Friday, October 09, 2009

The Primacy of Method

The progressive education goal of teaching students how to think, as opposed to teaching them a particular content, does not mean that content is omitted or ranked third, fourth, or fifth in the hierarchy. It does not even mean that content is ranked second, for as John Dewey put it in one of his occasional business metaphors, subject matter is the working capital of thought. Taken literally, a business is not viable if it does not have working capital. In Dewey’s usage, the metaphor means: no subject matter, no thought.

If learning how to think conceptually—in principles and without a dichotomy between abstractions and concretes—is correctly taught, content must be included to have something to think conceptually about. The key point about primacy of method is that the content does not have to be any particular content or “core curriculum.” This is in contrast to traditional education that puts curriculum first.

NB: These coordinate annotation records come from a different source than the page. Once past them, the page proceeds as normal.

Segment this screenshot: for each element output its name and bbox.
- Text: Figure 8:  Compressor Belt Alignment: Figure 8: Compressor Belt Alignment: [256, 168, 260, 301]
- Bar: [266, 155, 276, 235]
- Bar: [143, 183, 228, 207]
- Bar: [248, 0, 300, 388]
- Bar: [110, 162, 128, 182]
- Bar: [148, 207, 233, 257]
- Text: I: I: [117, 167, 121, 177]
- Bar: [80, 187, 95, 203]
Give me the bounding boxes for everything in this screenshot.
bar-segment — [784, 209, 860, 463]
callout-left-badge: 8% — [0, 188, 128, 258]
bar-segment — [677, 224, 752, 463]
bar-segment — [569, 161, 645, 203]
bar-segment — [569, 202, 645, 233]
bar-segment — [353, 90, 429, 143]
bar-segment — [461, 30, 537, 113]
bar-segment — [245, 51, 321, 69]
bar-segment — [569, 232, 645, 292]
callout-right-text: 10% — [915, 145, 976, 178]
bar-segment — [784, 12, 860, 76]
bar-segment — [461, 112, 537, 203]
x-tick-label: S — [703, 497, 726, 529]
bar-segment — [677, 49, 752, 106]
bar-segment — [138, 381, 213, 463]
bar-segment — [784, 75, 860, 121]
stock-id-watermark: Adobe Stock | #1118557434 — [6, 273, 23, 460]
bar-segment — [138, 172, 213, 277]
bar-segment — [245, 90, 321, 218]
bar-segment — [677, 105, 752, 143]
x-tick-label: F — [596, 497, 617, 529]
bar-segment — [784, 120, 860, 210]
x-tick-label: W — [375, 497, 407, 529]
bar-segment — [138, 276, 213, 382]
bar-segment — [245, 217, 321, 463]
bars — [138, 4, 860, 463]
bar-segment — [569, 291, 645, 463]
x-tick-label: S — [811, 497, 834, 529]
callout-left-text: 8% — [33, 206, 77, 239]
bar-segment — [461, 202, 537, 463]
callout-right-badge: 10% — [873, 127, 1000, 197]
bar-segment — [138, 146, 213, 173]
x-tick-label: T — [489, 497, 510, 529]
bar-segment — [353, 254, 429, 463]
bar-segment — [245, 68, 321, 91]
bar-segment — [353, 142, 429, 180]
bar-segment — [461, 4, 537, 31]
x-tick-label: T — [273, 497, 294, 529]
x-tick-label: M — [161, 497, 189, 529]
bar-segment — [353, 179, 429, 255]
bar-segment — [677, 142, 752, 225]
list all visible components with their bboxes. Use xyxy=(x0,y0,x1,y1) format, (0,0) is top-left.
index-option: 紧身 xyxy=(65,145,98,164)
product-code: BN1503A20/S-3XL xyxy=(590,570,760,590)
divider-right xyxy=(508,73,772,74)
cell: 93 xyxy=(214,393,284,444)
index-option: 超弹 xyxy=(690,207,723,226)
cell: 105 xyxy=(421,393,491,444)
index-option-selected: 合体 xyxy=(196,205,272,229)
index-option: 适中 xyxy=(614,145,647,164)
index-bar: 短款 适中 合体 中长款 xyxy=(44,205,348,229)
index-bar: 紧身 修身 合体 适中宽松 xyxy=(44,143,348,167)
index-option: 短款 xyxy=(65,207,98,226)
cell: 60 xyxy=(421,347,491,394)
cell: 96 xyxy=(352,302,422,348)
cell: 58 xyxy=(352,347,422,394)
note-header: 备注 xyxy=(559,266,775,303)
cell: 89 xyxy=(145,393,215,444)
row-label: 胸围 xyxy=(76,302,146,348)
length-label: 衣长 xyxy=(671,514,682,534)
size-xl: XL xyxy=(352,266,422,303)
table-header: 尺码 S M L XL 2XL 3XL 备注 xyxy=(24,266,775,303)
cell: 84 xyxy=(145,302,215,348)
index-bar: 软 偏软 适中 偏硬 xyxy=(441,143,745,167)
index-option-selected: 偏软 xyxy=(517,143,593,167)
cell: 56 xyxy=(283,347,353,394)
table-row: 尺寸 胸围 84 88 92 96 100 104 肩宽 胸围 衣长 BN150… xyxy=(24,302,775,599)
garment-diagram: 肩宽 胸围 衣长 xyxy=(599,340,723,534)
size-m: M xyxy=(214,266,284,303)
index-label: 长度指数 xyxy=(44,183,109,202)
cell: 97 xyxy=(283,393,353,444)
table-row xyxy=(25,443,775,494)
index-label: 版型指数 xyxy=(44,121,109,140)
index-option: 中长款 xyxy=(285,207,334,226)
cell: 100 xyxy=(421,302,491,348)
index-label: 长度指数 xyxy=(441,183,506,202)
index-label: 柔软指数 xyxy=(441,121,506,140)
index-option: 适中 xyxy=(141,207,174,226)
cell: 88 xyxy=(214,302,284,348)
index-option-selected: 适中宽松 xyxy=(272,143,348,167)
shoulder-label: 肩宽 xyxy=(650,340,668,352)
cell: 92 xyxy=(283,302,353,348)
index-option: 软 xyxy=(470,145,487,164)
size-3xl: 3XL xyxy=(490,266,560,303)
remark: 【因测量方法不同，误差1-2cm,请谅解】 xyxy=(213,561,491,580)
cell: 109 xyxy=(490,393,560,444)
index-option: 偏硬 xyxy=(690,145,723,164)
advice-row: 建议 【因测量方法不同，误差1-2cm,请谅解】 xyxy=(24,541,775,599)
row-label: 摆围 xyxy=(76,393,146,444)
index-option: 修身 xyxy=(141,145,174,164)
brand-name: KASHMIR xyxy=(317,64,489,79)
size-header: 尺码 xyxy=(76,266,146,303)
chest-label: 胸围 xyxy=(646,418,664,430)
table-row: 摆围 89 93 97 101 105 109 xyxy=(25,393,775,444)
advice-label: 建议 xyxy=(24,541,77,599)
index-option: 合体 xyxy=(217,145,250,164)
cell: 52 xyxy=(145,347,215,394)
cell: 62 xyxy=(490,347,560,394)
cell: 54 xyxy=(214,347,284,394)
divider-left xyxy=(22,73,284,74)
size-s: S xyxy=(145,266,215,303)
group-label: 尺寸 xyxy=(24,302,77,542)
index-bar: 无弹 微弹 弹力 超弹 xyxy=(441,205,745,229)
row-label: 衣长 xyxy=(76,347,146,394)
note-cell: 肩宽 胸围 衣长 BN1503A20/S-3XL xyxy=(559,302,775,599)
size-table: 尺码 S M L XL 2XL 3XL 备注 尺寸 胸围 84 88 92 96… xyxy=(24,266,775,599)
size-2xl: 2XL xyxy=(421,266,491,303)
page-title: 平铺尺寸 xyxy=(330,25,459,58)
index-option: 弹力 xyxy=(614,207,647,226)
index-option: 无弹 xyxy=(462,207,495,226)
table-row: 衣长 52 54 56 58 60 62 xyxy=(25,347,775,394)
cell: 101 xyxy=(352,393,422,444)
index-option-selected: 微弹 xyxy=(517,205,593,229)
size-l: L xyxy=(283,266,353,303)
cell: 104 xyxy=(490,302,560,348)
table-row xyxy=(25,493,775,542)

This is also not to say that teaching how to think is not a subject matter in its own right. It is. The principles of logical thinking, generalization, application, and the creative process are content that can and should be taught throughout secondary and higher education. The problem is that the progressive movement of the twentieth century never rigorously taught the principles of thinking. In its place it put poorly designed and controlled group projects, a barrage of failed reforms, and often little if any well-organized content.

Nevertheless, the primacy of method, or teaching students how to think well, is the essential distinguishing characteristic of progressive education when it is compared to the traditional or conservative form. Indeed, the aim of the great education reformers in history, beginning with Quintilian and even including the Jesuits, was, as formulated by Rousseau, to see the child as a child, not as a smaller version of the adult. This means in particular to see the child’s mind as a child’s mind, hence the need for specialized techniques to develop young thought processes. It includes being nice to the child and catering to the child’s interests.

“Being nice” can be viewed as symbolic of the progressive emphasis on the “whole child.” The two phrases, however, mean a lot more than the clichéd versions sound. They emphasize, in addition to not physically or mentally punishing the child, the need to be aware of the child’s psychology and to encourage the adoption of life-advancing self-confident premises. The extended meaning of “whole child” is the development of an unobstructed mental and emotional life that produces independent, not just sound, judgment. Content must be there in the child’s brain, but stuffing it or furnishing the “empty vessel” with a prescribed core curriculum is not the primary goal of education. Teaching students sensible decision making (sound judgment) and the ability to perceive facts as facts and, more importantly, especially in the face of opposition, the willingness to act on those facts (independent judgment) is. Content follows, driven by parent and student, not bureaucratic, interest.

When parents and students are allowed to determine content by buying and abstaining from buying the services of entrepreneurial teachers who are unhampered by the dictates of educational bureaucrats, a system of progressive education can be fully achieved. It is for this reason that I would describe the theory of concentrated attention and independent judgment detailed in Montessori, Dewey, and Capitalism as a theory of progressive education without the state. Interference of the state in education—by forcibly dictating what will be learned and how it will be learned, by forcibly expropriating funds from some to pay for the education of others, and by forcibly compelling children to attend school at all—thwarts and destroys the aim of catering to the needs and interests of the child. Only a free market in education that bans the initiation of physical force against parents, students, and entrepreneurs would make it possible for this aim to be accomplished.

Primacy of method means that education is aimed at the development of the mind. A mind well trained in the functions that are its distinctive nature, namely the correct perception and evaluation of the facts of reality and the guidance of behavior based on those correct perceptions and evaluations, is a mind that has been trained in method. It is one that has been taught how to think. Content is acquired and accumulated in the process but it is not primary.